Cassiopée plongea dans l’eau froide, entraînée par le poids de Crucifère. À côté des armures, l’eau était rouge comme si du sang y avait été versé. Cassiopée battit des jambes et des bras, s’approcha de l’armure qu’elle avait repérée, et en défit les attaches. Celles-ci jouèrent sous ses doigts comme si elle avait répété ces gestes un millier de fois, et elle commença de revêtir la cuirasse, tout en se disant : « Je suis certaine que d’habitude des assistants aident les chevaliers à les enfiler… » Pourquoi y arrivait-elle si facilement ? Elle n’aurait su le dire, mais elle avait l’impression qu’une présence lui prêtait main-forte. « J’ai déjà fait ces gestes, ou quelqu’un qui les a faits des milliers de fois est en train de m’aider. »

Elle avait à peine revêtu son armure qu’un dragonnet fit son apparition, dans un sifflement de colère.

Le cœur battant, Cassiopée se dirigea vers le fond du bassin, y manœuvra une sorte de roue qui ouvrait une porte circulaire dissimulée au milieu des fresques, et s’y engouffra tandis que des carreaux d’arbalète s’abattaient autour d’elle, venant fracasser en silence les mosaïques du bassin.

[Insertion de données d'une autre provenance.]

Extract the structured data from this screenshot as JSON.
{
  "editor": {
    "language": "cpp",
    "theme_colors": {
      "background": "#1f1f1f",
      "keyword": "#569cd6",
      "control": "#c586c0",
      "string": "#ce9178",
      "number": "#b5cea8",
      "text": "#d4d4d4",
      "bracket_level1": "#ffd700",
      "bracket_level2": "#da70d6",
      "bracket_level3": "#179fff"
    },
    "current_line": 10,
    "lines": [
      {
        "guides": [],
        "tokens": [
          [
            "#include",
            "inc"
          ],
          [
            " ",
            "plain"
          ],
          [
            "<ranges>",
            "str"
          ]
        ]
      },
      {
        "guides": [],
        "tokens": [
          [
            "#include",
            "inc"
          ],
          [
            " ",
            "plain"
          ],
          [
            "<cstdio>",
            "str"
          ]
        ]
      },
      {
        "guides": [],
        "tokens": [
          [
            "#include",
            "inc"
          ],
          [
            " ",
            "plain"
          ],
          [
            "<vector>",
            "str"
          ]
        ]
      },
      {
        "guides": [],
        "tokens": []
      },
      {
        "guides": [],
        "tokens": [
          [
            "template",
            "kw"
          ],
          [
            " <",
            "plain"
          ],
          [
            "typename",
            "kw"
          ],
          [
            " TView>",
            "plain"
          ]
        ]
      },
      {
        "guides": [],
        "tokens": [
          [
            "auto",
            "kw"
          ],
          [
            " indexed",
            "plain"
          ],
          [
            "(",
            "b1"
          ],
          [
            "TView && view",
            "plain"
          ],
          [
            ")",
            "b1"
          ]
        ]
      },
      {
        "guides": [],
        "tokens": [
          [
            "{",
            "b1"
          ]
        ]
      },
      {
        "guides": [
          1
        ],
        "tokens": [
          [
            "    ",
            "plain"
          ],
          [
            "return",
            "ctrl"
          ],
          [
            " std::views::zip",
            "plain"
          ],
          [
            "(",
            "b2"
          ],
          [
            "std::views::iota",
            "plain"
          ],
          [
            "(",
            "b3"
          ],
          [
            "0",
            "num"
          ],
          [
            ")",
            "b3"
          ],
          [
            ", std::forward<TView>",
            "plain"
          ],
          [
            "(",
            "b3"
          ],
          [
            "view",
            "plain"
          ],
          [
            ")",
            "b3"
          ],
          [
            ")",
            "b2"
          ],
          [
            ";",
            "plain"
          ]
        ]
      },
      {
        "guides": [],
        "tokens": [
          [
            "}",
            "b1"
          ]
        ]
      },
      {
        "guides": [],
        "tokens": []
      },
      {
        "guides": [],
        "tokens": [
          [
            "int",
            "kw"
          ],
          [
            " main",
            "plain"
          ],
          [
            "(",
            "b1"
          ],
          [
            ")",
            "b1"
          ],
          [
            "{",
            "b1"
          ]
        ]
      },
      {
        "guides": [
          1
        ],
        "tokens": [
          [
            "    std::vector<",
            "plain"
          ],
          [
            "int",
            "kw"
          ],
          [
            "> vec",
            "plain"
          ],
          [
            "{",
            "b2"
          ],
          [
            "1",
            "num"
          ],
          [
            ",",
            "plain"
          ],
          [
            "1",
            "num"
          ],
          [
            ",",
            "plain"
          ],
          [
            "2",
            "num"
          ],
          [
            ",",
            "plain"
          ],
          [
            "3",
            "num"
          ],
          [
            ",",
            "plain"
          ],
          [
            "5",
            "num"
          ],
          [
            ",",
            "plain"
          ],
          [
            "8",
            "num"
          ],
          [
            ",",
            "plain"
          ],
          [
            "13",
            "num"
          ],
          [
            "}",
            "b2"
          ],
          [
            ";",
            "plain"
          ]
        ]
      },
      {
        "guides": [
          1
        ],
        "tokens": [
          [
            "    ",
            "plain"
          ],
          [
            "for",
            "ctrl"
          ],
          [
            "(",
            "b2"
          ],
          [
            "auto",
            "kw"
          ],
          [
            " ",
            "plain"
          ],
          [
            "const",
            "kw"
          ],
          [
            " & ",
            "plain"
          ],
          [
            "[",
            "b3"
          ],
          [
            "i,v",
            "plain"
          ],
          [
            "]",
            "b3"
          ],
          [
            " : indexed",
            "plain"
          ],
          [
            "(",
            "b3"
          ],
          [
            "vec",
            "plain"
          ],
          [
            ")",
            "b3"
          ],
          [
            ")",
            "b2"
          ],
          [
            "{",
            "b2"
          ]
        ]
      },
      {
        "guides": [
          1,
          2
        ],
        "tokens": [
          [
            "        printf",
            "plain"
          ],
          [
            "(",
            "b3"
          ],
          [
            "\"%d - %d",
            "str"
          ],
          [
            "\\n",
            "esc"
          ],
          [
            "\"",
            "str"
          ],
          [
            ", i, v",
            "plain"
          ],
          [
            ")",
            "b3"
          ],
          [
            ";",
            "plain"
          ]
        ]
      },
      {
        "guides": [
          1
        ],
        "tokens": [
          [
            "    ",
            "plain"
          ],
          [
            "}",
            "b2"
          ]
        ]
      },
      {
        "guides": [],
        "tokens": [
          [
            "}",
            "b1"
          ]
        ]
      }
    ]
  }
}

Une fois de l’autre côté, elle referma la porte et la bloqua à l’aide du fourreau de Crucifère. L’épée jetait de tels éclats bleus qu’on aurait dit un orage, et elle était si lourde que Cassiopée pouvait à peine la soulever.

Du côté du bassin, des mains cherchèrent à forcer le passage, tandis que Cassiopée s’en allait à pas lents et pesants, en direction du Bosphore où ses compagnons l’attendaient. Du moins l’espérait-elle.